On Friday, Herbalife announced that it was boosting Icahn’s stock ownership limit from 25 percent to 34.99 percent.
“The FTC settlement announced today [Friday], coming after a two-year investigation also concluded that Herbalife is not a pyramid scheme — a conclusion that obviously vindicates our research and conviction,” Icahn said in a printed release.
“While Bill Ackman and I are on friendly terms, we have agreed to disagree (vehemently) on this subject,” the statement said.
The two had once sparred when they both called into the business channel CNBC, with Ackman calling Icahn a bully, and Icahn saying that Ackman reminded him of a little boy crying on a playground.
On Friday, Ackman’s Pershing Square Capital Management LP issued a statement to say it was standing behind its characterization of Herbalife.
“While it appears that Herbalife negotiated away the words ‘pyramid scheme’ from the settlement agreement, the FTC’s findings are clear,” it said.
Pershing Square said that it foresees Herbalife’s top distributors and others leaving the company once its restructuring is fully implemented.
A number of Wall Street heavyweights, from George Soros to Michael Gordon, at some point took sizeable positions in Herbalife against Ackman.
However, under requirements of the deal it struck with the FTC, Herbalife is facing some significant hurdles going forward.

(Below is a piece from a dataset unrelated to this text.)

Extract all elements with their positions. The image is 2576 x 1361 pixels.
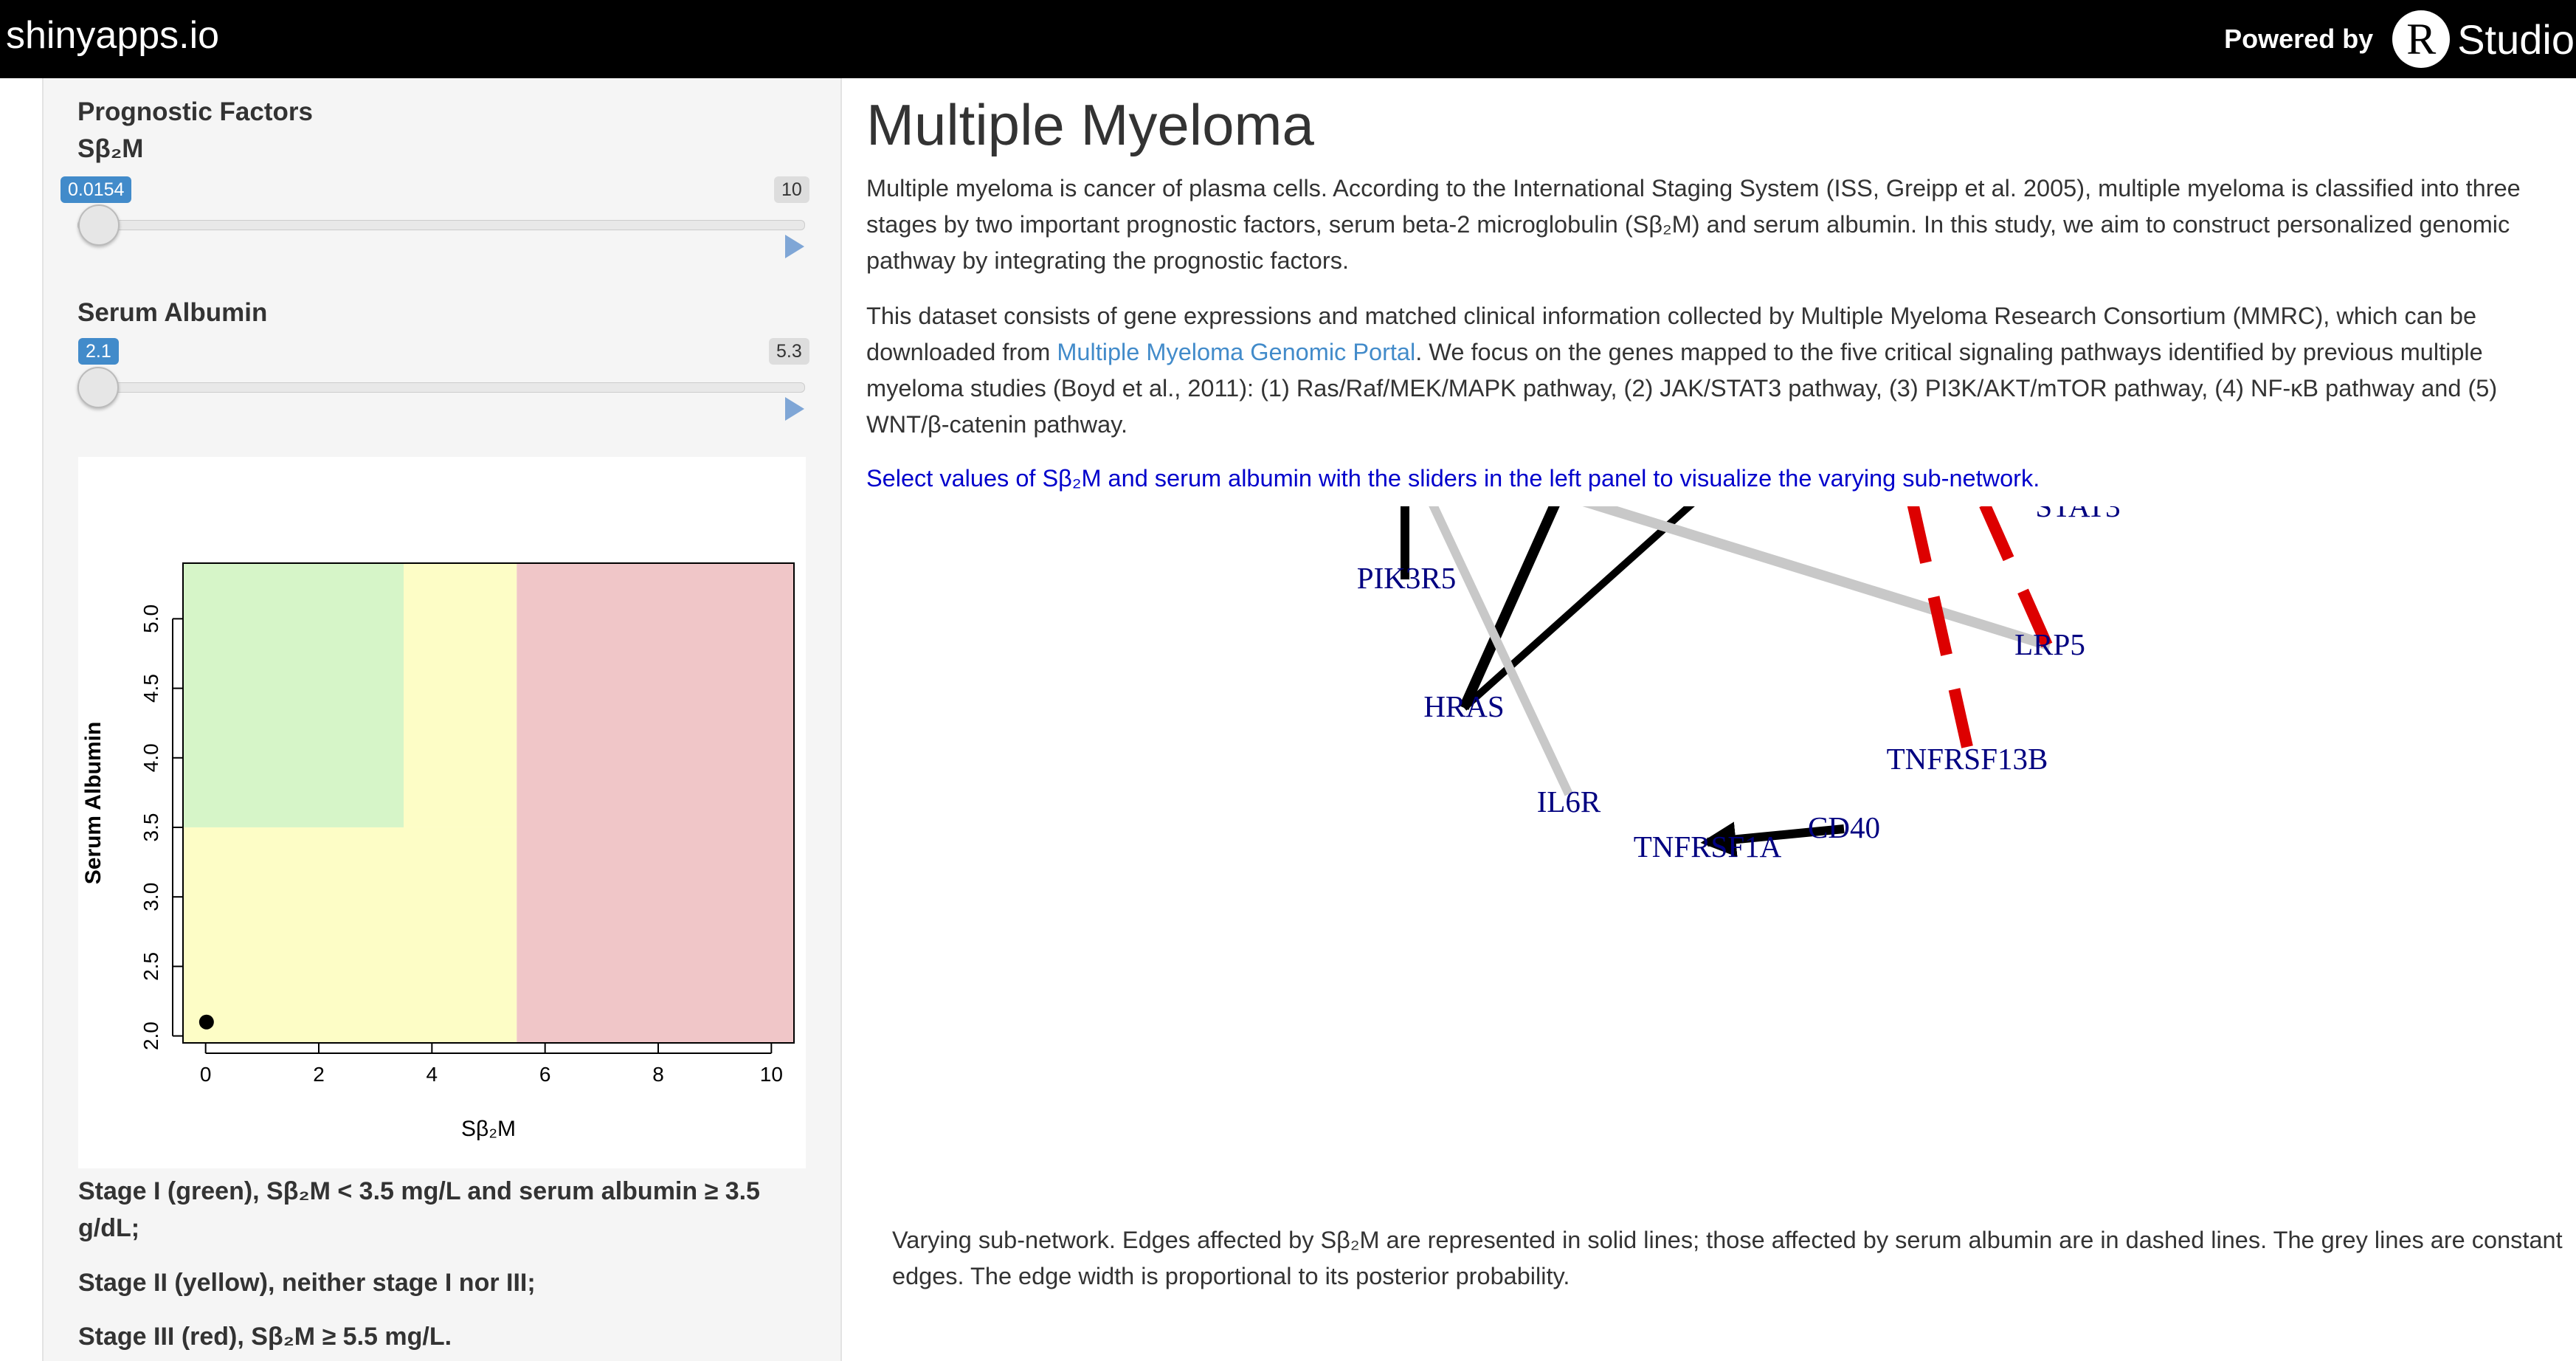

At least 80 percent of Herbalife’s product sales must come from “legitimate end-users,” the FTC said.
That is exactly the contention that Ackerman first made four years ago, that Herbalife was able to generate huge sales because so much of its products were sold to its own salespeople, who in turn would have to sell the products to turn a profit themselves.
Shares of Herbalife gained more than 9 percent in Friday afternoon trading.